Patients were also much less likely to discuss surgical treatment options (8%) than nonsurgical options (50%) in their YTVs. This is in comparison to HCPs and organizations who discussed surgical options 43% of the time. Varicocele repair is a cost-effective treatment that is covered by health insurance policies and can improve both natural conception and ART success rates [17]. Yet, despite its success, surgical options were not as often discussed in patient-created YTVs. Given the differences in the quality and quantity of information provided in the top 50 YTVs, additional studies are warranted to determine what drives the popularity of videos so that higher quality content that concurrently appeals to audiences can be developed.

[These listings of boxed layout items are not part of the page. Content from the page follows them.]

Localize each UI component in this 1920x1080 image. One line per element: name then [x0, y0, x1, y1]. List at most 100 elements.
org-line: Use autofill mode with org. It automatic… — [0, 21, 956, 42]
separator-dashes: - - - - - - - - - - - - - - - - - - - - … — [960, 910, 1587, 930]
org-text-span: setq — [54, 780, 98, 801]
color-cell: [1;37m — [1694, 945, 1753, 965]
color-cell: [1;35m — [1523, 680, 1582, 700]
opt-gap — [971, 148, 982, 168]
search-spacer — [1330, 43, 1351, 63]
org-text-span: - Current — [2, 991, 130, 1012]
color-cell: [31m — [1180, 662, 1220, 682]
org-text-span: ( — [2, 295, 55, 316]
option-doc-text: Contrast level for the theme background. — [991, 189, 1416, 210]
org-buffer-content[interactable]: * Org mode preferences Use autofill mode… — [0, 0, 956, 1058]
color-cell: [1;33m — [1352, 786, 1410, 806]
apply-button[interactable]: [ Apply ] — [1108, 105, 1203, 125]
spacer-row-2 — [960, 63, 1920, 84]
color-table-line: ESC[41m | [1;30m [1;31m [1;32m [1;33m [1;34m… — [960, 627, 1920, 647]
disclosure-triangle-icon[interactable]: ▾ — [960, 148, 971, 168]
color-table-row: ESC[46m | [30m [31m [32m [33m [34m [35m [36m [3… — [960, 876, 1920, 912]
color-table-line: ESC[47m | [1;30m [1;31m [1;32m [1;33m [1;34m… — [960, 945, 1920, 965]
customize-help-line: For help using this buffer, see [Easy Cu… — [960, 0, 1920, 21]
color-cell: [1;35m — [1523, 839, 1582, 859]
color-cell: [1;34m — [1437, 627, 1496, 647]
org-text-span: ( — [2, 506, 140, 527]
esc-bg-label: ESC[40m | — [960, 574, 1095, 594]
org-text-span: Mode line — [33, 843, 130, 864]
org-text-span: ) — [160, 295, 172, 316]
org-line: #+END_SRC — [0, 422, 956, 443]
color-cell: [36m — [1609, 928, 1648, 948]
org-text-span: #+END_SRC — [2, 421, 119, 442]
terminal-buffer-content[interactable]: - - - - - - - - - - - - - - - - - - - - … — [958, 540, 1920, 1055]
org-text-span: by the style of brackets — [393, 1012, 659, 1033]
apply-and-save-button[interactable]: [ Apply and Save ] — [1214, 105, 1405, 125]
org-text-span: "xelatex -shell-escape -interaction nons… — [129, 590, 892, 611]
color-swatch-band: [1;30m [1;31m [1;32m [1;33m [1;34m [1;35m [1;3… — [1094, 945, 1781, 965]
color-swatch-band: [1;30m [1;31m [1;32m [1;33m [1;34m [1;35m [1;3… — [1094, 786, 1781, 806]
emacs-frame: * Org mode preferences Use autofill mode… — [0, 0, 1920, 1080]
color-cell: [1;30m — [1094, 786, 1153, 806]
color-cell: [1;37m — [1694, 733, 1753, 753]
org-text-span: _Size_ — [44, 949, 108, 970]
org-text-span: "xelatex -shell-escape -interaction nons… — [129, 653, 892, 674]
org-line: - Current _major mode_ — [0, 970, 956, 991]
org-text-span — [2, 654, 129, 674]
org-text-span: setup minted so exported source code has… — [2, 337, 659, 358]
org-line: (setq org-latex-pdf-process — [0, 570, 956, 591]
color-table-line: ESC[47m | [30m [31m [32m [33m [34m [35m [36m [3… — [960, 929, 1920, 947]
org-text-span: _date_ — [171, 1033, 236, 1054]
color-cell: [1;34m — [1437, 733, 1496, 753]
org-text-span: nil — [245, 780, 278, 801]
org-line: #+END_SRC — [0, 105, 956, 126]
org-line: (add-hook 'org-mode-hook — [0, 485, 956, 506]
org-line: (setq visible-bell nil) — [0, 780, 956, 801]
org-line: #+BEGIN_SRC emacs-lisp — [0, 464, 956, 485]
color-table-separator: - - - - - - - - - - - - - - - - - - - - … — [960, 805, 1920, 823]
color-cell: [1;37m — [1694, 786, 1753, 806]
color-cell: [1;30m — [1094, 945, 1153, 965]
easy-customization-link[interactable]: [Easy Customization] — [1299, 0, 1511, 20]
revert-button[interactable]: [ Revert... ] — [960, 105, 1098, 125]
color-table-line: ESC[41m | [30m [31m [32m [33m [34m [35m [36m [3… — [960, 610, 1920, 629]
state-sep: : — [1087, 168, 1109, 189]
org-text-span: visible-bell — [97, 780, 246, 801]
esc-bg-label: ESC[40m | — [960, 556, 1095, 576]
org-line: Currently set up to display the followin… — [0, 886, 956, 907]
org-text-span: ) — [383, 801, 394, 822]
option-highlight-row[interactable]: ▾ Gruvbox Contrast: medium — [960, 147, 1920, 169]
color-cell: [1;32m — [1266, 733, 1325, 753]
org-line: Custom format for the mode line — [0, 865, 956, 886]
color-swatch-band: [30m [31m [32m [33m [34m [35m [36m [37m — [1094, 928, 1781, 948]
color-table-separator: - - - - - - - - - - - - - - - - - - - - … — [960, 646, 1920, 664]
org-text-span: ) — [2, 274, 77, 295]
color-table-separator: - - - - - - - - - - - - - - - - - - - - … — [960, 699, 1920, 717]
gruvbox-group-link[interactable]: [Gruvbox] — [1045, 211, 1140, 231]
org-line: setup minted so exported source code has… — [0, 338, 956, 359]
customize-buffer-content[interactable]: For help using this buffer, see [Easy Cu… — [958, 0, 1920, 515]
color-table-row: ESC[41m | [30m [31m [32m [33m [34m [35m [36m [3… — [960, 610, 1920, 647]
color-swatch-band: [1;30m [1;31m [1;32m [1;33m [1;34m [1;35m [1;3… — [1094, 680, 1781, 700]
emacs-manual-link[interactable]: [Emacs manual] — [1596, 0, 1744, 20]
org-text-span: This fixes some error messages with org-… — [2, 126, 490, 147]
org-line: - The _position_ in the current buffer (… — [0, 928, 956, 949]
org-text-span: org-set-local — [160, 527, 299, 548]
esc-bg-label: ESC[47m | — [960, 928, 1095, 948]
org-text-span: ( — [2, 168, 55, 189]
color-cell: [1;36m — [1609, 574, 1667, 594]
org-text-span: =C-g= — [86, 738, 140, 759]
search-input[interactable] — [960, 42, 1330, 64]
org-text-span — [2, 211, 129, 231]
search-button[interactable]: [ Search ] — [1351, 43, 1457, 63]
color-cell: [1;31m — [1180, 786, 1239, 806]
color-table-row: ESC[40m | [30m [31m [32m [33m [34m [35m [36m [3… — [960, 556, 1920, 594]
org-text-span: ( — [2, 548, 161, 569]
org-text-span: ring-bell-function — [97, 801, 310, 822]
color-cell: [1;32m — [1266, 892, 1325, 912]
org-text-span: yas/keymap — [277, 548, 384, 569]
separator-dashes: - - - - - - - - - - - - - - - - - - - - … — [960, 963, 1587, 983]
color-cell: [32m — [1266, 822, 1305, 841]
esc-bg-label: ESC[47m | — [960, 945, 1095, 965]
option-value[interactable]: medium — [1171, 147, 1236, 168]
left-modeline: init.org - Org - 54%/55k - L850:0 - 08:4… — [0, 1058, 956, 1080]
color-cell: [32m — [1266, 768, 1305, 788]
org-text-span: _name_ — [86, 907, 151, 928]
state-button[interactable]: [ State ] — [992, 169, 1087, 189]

There are certain limitations of our analysis that should be discussed. This study assessed the quality of YTVs on male infertility using an information density calculation. Although this allows for a normalized method of evaluating the content in a video, this approach does potentially penalize longer videos that may discuss each topic in more depth than shorter videos. While we assessed the factual components included in the YTVs, there may be additional emotional and psychological benefits of YTVs that are not reflected in our analysis. Although patient-created YTVs may not fully explore the surgical treatment options of male infertility, they may offer additional benefits to viewers. Given that the videos created by healthcare providers did not have more views nor likes compared with YTVs created by individuals, further studies that explore the emotional and psychological benefits of YTVs may provide insight into how healthcare providers may create content that is more appealing to viewers. One method that healthcare providers and organizations can create content that is both informative and educational, yet still relevant, may be to include a component of patient interviews and testimonials into their videos so that they capture all aspects of male infertility from both a patient and provider perspective.

In addition, given that YouTube is a constantly evolving website, the selection of the top 50 videos at a single time point may not accurately reflect what patients are viewing subsequent to the time of this initial search. There may be other factors that may influence YouTube’s search algorithm, such as location and prior searches that may also determine which videos are shown. As such, the top 50 videos selected identified in this study might not be reflective of what an individual user might encounter when employing the male infertility keyword on YouTube. Finally, non-English language videos were excluded, further decreasing the generalizability of our findings.

Conclusions

Various content creators with differing healthcare backgrounds have adopted YouTube as a platform to discuss male infertility. Given the popularity of YouTube as an educational platform, healthcare professionals should be vigilant of the influence YouTube may have on patient awareness and understanding of the condition. Knowledge gaps identified in YTVs such as limited discussion about the timeline for receiving a male infertility diagnosis can help improve patient counseling and enable practitioners to direct patients to accurate and reliable sources of information for the condition on YouTube. There is much need for high-quality educational videos that address all aspects of male infertility to address the current gaps.